Is she in some kind of trouble?
While her class hacked up earthworms in a vain attempt to observe the digestive track, Joanne Clarke put pen to paper and with her signature committed her father to a nursing home. Not to one of the ones advertised in the glossy brochures, but to a state
nursing home, which was something of a snake pit. She told herself that she didn’t want to do this, but that she had to, it was for his own good, and perhaps it was for his own good, and while it was true that, at some point in the future, she really would not have been able to care for him, now, at least some of the time, he found his way to the bathroom.
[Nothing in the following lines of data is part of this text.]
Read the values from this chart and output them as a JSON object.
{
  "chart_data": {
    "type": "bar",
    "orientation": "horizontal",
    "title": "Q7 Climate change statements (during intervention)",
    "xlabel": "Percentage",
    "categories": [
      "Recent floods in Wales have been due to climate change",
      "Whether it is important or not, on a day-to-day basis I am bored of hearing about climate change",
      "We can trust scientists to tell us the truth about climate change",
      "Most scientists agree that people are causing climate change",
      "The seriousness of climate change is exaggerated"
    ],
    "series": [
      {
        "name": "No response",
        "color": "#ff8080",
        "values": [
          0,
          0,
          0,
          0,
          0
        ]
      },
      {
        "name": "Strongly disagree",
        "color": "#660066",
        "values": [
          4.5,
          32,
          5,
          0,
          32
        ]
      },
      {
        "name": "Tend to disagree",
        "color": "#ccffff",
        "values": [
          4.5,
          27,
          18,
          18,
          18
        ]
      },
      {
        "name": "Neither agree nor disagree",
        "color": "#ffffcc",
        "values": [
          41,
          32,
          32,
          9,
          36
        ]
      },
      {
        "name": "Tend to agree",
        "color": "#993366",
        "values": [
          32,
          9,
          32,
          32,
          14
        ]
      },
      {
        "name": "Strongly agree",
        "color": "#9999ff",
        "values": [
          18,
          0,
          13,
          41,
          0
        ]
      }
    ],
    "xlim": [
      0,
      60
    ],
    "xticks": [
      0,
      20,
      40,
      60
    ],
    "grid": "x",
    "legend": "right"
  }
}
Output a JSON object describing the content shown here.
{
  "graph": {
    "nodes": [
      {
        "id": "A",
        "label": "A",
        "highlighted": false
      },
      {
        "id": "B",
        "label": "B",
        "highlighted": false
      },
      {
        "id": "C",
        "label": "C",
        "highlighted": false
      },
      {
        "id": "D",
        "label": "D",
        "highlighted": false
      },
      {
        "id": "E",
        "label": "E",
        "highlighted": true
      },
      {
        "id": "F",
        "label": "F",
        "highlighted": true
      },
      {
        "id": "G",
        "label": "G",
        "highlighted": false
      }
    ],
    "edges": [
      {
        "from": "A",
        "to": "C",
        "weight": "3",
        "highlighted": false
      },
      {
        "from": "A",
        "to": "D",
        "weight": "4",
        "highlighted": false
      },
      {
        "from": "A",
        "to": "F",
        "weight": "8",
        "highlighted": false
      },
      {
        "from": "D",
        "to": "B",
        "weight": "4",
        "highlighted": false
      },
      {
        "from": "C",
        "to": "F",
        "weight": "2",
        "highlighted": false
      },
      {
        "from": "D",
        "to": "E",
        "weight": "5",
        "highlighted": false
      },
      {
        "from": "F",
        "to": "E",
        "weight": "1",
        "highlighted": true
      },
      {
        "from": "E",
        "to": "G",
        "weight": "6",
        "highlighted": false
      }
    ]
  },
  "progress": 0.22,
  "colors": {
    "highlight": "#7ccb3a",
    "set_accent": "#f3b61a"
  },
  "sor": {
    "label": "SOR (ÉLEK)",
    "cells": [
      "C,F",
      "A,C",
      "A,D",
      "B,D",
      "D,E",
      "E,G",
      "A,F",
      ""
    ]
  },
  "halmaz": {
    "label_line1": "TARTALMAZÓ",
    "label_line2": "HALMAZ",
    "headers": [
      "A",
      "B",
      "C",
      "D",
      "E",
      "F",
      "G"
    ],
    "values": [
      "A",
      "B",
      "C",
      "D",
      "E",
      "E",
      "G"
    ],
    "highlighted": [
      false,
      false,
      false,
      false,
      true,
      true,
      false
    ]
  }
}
Yes, she did have to prepare food for him, but he could feed himself, and he was happy enough in front of the television set, especially when cartoons were on. She did not
have
to do this; she
wanted
to do this. Yes, it would’ve been nicer all the way around if she’d been able to afford a decent nursing home, a clean and well-staffed place as opposed to the state-subsidized hell-hole to which she was consigning him for the rest of his days. But she couldn’t afford it and any money he had saved, which wasn’t much to begin with, was pretty much gone.